The weakness of physical barriers in the marine environment and the dispersal potential of fish populations have been invoked as explanations of the apparent karyotype stasis of marine Percomorpha, but several taxa remain poorly studied cytogenetically. To increase the chromosomal data in this fish group, we analyzed cytogenetically three widespread Atlantic species from distinct families: Chaetodipterus faber Broussonet, 1782 (Ephippidae), Lutjanus synagris Linnaeus, 1758 (Lutjanidae) and Rypticus randalli Courtenay, 1967 (Serranidae). The three species shared a karyotype composed of 2n=48 acrocentric chromosomes, single nucleolus organizer regions (NORs) and reduced amounts of centromeric heterochromatin. A single NOR-bearing pair was identified in all species by physical mapping of 18S rDNA while non-syntenic 5S rRNA genes were located at centromeric region of a single pair. The similar karyotypic macrostructure observed in unrelated groups of Percomorpharia reinforces the conservative karyoevolution of marine teleosteans. Nonetheless, the species could be differentiated based on the pair bearing ribosomal cistrons, revealing the importance of microstructural analyses in species with symmetric and stable karyotypes.

Keywords

Cytotaxonomy, Ephippiformes, ribosomal genes, South Atlantic

Introduction

Perciformes have long been regarded as the largest order of vertebrates with nearly 10.000 species, 1540 genera, and 160 families, most of them inhabiting the marine environment (Nelson 2006, Helfman et al. 2009). Recently, robust molecular studies resolved their phylogenetic uncertainties by placing this and other Percomorpha representatives into 11 orders within a new supraordinal group called Percomorpharia, even though Perciformes remained as the most species-rich order (Betancur et al. 2013). Nonetheless, in spite of their ecological and evolutionary relevance, the marine representatives from this large fish group remain poorly studied from a cytogenetic viewpoint (Galetti et al. 2006) when compared to typical freshwater families (Balen et al. 2013, Cardoso et al. 2013, Gouveia et al. 2013).
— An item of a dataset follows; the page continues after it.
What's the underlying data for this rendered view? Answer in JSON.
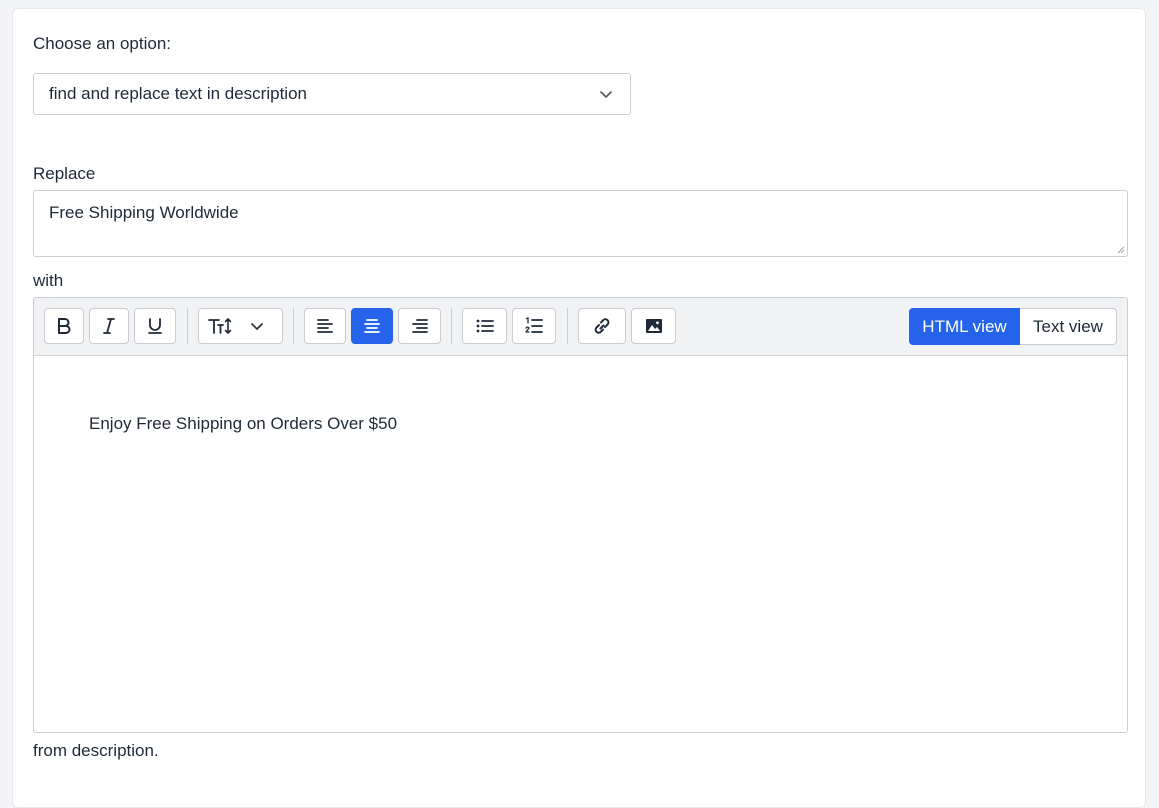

In general, chromosomal studies in marine Percomorpharia reveal stable karyotypes composed of 2n=48 and a predominance of acrocentric pairs. Indeed, the presence of 24 acrocentric pairs is shared by several species from distinct families of Perciformes (Affonso et al. 2001, Accioly and Molina 2007, 2008, Cipriano et al. 2008, Motta Neto et al. 2011a, 2011b, 2012, Molina et al. 2012, Molina et al. 2013, Costa et al. 2016). This pattern raises some intriguing questions: (1) how could such a morphologically diversified group evolve without significant chromosomal changes (Brum 1996, Galetti et al. 2000, Molina 2007)? (2) What are the advantages (if any) of maintaining stable karyotypes?

One of the hypotheses invoked to explain the conserved karyoevolution of this fish group refers to their biological traits, such as the absence or fragility of physical barriers in oceans that favor the connectivity among populations, wide range of most species and chromosomal or genomic peculiarities (Molina 2007). In fact, freshwater families of Percomorpha, like Cichlidae, are characterized by higher karyotype variation than marine groups, corroborating the role of allopatric evolution in the process of chromosome differentiation (Brum and Galetti 1997, Feldberg et al. 2003).

On the other hand, most families of marine Percomorpharia have been divided into two groups based on the rate of karyotype changes, comprising families of high karyotype stability or with moderate rates of karyoevolution (Molina et al. 2014). Nonetheless, several species and families lack basic cytogenetic information and refined analyses of chromosomal microstructure are particularly rare in marine fish, thus restraining evolutionary inferences and the extent of their conservative karyoevolution.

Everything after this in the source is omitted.